Re-Blueing at Home
I have an old Mossberg 500 that I'd like to refinish. I got the gun 20 years ago as a teenager, but it's been on loan to my cousin for the last 5. Unfortunately, he doesn't exactly treat my gun the way I would, so the finish is in rough shape. Good news is I don't see any pits, but the metal is almost shiny in places. Receiver is black, and I'm not sure about stripping and blueing, or just blueing the barrel. The question is, is this something I can do effectively at home? And if I do, should I go ahead and do the whole thing?
I have yet to see a home blueing job that looked good ( most looked really spotty).
You might find someone on the internet to do it but It would likely cost as much as a new shotgun.
The other alternative would be the baked on finishes but I don think you can get even an 18" barrel in most ovens so unless its rusting up I would just keep it well oiled and in a dry place
Completely refinishing a Mossberg 500 is going to be a challenge, as the barrel and magazine tube are steel, but the receiver is aluminum. For the steel parts, you can get a bottle of touch-up cold-blue solution at most well-stocked gun shops, or at Brownells:
(get the 8-ounce size to do an entire barrel and mag tube; you'll probably have some left over, but that's better than getting caught short)
Use the instructions in the second link, and you'll probably end up with decent results. For the receiver, there are touch-up "pens" (like a permanent marker, for fixing scratches) or acidic solutions used to re-darken aluminum (they are a bit harder to use than the steel blueing solutions), but they almost NEVER match the old aluminum finish, and durability can be weak, too, as exposed/scratched aluminum is soft (as metals go).
If I were you, I'd use a cold-blue solution to touch-up the barrel and magazine tube; and other than deep scratches or worn/dented edges (where I might use a touch-up "pen"), I'd probably just leave the receiver alone.
Blue jobs win or lose on the basis of the preparation.
Home blue jobs look bad because the preparation was bad.
You must first strive for a high-quality surface polish. It doesn't have to be shiny. Dull, with even and tiny scratches is just fine.
To do this, a smooth block of wood is your best friend. Wrap progressively finer and finer grades of emery paper or cloth around the wood, and polish in only one direction, the same direction on every part.
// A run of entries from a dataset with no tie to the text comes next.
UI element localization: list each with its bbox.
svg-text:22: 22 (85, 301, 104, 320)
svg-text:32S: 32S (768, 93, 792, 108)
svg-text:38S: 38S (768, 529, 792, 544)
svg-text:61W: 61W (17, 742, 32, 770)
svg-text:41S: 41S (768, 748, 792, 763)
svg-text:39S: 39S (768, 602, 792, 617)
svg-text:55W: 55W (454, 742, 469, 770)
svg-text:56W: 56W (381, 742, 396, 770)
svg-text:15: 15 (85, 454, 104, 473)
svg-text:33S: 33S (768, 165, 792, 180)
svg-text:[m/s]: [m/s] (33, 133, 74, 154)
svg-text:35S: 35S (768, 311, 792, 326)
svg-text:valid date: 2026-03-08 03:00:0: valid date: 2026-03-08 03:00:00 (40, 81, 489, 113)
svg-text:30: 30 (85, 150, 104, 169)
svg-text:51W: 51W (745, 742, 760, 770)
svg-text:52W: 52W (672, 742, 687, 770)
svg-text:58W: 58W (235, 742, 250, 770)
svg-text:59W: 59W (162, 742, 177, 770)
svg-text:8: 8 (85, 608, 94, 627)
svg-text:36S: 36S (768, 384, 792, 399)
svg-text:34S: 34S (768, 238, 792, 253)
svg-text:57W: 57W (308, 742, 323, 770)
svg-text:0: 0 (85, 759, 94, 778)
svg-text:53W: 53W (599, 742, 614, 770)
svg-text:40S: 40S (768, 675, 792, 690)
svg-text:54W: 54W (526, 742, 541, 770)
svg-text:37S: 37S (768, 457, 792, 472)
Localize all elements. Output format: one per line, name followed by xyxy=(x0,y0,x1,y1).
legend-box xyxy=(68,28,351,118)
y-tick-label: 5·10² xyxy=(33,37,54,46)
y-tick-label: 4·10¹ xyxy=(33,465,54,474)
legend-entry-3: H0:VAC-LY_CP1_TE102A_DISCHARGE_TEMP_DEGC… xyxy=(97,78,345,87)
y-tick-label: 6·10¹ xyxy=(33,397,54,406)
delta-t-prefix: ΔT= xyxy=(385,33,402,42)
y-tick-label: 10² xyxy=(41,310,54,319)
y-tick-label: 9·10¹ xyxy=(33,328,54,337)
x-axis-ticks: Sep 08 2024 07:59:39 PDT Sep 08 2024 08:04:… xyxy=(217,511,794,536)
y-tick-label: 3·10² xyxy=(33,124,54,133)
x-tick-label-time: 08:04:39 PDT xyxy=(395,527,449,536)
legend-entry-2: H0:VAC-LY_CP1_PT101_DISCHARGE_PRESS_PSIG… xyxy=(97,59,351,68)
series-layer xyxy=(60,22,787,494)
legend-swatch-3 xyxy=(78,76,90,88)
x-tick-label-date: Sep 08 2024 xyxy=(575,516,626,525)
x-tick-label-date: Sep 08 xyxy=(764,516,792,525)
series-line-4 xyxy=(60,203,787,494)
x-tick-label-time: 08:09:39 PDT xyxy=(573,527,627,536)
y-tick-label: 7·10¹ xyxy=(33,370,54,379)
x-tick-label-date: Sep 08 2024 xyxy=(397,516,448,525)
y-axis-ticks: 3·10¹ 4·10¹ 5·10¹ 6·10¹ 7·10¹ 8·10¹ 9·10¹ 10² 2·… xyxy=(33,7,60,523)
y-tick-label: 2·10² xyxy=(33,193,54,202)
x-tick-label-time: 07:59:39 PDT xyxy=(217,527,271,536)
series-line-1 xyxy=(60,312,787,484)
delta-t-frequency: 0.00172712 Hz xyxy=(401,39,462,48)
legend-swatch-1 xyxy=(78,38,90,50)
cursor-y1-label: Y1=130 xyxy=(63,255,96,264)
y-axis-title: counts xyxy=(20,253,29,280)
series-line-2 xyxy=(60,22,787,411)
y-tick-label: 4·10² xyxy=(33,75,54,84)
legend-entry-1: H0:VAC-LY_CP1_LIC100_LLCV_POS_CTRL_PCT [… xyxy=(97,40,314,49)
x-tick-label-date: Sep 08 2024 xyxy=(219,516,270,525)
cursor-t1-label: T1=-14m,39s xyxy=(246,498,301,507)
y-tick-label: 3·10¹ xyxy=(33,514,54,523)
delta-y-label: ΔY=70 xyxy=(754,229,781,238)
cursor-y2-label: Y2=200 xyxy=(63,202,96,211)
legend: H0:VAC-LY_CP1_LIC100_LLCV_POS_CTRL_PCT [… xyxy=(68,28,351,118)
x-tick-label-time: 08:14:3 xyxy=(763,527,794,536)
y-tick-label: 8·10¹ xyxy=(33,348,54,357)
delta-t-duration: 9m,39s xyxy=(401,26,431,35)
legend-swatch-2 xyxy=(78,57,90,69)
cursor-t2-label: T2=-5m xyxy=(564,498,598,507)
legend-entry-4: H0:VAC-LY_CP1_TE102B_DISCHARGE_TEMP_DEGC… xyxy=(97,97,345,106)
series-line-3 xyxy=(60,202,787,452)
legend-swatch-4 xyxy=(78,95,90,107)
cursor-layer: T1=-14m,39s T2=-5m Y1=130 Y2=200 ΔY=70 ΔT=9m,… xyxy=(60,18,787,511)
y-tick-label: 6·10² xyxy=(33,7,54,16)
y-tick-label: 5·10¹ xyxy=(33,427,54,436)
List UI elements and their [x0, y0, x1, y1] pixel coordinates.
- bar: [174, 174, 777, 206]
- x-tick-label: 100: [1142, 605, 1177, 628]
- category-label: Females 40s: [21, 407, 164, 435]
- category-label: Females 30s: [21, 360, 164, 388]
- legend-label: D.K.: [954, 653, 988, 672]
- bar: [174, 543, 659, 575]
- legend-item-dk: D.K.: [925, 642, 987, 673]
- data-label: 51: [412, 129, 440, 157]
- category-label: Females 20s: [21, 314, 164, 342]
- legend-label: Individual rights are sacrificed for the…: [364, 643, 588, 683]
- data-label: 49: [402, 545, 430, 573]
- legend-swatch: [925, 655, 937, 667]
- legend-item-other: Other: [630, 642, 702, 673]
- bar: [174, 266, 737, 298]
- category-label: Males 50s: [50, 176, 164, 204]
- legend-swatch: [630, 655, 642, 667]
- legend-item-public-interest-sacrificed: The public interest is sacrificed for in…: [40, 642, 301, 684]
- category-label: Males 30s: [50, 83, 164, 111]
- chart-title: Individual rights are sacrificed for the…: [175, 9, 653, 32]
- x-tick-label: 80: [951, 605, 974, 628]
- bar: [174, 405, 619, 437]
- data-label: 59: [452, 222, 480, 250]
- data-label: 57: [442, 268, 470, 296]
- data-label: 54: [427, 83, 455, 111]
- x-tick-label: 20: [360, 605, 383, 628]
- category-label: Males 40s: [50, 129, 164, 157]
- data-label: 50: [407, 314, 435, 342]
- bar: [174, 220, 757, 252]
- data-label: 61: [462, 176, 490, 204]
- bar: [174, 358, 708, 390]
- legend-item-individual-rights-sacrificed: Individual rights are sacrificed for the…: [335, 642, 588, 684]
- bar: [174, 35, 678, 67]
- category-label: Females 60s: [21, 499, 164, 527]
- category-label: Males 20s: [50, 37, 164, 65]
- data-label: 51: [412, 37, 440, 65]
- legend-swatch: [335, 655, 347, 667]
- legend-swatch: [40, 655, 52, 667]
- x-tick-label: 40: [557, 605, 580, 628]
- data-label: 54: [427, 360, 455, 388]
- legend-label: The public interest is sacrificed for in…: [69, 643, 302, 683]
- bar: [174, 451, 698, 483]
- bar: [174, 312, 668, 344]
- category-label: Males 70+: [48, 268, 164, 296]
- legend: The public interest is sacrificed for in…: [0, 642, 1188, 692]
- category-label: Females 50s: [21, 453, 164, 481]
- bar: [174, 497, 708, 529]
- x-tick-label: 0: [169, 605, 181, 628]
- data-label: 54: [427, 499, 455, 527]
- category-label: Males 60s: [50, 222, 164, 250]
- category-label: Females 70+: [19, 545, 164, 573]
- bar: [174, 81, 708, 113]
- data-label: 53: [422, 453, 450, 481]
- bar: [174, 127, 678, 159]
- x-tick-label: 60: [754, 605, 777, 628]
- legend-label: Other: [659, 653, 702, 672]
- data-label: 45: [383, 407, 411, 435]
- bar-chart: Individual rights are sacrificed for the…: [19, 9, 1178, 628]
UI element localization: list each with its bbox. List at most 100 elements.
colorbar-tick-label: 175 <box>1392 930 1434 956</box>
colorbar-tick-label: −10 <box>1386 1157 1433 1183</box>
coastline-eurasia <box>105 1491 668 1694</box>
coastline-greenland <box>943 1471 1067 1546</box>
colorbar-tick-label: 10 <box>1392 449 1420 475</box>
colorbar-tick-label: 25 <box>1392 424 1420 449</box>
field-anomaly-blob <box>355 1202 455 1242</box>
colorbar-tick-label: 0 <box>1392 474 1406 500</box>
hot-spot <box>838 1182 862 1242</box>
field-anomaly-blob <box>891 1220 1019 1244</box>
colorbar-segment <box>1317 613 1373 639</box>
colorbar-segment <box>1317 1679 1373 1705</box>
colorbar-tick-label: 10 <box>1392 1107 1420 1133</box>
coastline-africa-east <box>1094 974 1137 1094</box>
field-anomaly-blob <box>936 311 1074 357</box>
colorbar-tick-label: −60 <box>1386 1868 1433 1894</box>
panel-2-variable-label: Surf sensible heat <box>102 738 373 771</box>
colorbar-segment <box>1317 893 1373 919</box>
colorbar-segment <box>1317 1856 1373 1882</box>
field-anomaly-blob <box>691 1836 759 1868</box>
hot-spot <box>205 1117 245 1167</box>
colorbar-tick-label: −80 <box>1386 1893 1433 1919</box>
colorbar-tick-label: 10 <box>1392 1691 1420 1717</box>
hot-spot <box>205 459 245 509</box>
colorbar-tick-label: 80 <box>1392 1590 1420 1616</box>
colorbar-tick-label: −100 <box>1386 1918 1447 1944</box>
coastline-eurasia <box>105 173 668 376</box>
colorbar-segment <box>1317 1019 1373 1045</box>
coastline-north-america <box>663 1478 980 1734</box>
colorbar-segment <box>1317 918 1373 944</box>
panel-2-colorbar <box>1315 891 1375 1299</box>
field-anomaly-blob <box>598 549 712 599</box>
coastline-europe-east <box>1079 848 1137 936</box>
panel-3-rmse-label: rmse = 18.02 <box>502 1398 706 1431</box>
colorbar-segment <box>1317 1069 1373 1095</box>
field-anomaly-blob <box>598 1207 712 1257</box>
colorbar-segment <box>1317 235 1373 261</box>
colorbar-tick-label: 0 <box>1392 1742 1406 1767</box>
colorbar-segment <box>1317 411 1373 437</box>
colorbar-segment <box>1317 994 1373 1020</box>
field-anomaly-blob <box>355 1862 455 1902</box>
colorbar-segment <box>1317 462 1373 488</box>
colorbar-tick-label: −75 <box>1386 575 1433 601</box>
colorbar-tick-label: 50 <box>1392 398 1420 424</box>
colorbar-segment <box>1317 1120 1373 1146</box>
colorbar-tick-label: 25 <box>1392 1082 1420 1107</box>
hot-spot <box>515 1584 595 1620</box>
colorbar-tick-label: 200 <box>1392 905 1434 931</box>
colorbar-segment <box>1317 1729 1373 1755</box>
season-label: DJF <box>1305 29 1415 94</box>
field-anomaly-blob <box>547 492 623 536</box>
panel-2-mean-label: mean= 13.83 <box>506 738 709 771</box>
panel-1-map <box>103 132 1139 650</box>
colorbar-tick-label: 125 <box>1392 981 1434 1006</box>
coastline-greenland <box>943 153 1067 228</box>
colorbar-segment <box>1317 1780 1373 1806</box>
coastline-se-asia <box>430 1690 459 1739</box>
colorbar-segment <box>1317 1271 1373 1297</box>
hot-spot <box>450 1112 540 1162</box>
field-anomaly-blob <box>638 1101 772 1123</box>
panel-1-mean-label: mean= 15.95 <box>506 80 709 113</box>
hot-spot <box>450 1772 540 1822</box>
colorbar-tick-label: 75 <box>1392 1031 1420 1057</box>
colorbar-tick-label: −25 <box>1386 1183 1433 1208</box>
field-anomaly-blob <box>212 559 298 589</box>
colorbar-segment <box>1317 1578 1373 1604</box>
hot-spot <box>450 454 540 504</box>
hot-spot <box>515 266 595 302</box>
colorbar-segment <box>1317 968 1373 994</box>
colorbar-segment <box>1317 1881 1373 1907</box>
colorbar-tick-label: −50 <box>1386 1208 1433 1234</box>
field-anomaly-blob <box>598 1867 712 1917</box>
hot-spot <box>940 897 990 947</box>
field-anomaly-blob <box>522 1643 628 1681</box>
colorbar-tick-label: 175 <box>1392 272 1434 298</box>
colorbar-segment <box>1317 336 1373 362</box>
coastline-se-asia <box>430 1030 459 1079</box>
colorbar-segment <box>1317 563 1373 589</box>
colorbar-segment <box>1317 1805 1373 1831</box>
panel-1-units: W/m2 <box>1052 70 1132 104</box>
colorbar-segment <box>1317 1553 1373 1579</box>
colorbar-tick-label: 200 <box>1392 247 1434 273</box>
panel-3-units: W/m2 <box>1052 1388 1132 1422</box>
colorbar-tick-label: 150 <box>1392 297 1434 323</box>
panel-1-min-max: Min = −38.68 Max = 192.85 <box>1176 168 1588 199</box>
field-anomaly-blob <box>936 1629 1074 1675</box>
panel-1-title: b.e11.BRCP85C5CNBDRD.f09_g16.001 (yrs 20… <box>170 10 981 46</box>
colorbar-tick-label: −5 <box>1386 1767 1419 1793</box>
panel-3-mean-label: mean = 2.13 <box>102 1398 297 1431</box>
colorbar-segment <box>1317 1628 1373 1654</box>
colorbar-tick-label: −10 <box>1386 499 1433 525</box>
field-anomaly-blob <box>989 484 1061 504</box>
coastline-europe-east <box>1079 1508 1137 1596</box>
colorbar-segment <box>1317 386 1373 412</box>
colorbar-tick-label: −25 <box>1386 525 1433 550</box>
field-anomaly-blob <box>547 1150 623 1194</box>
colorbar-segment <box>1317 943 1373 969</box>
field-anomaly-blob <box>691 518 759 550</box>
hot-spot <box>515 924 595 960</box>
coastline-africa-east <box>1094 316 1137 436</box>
When you have polished with 150 grit, next maybe go to 200 or 300 grit, then you go to 400 grit. Each time you change grit, you need to polish at right angles (90°) to the previous grit's polishing. Then go to 600 grit, changing the direction of rubbing again. And so on, all the way down to crocus cloth, if you want a pretty-smooth polish.
Then get one of Brownells' cold blues, maybe Oxpho Blue, and follow the chemical's instructions to the letter.
When you pay a gunsmith to blue a gun, most of the money goes into the polishing job.
Do it yourself and save.
Likewise Birchwood/Casey has "Aluminum Black" which works on aluminum, a little harder to find, but it's out there, been using it on my 92's frame for years as a touch up.
Thanks for the information. It sounds like something I'd like to tackle. I've refinished several motorcycle components in the past, and while it is a different process, the core is the same. Prep time will be the biggest investment, and that's just fine with me. Just gives me an excuse to spend several hours out in the shop. When I get ready to start the project, I'll take some "before" pictures. Who knows? It may turn out great.
Heck, you already have some metalworking and refinishing experience, what sounds like a good attitude, and you seem willing to invest the time to do the prep work right (rushing/lack-of-patience is the downfall of many folks). Given all this, it's likely to turn out just fine, or at very least, far better than what it looks like right now.
Go for it!
Post some before and after pics, I'd like to see how it comes out. Make us all proud.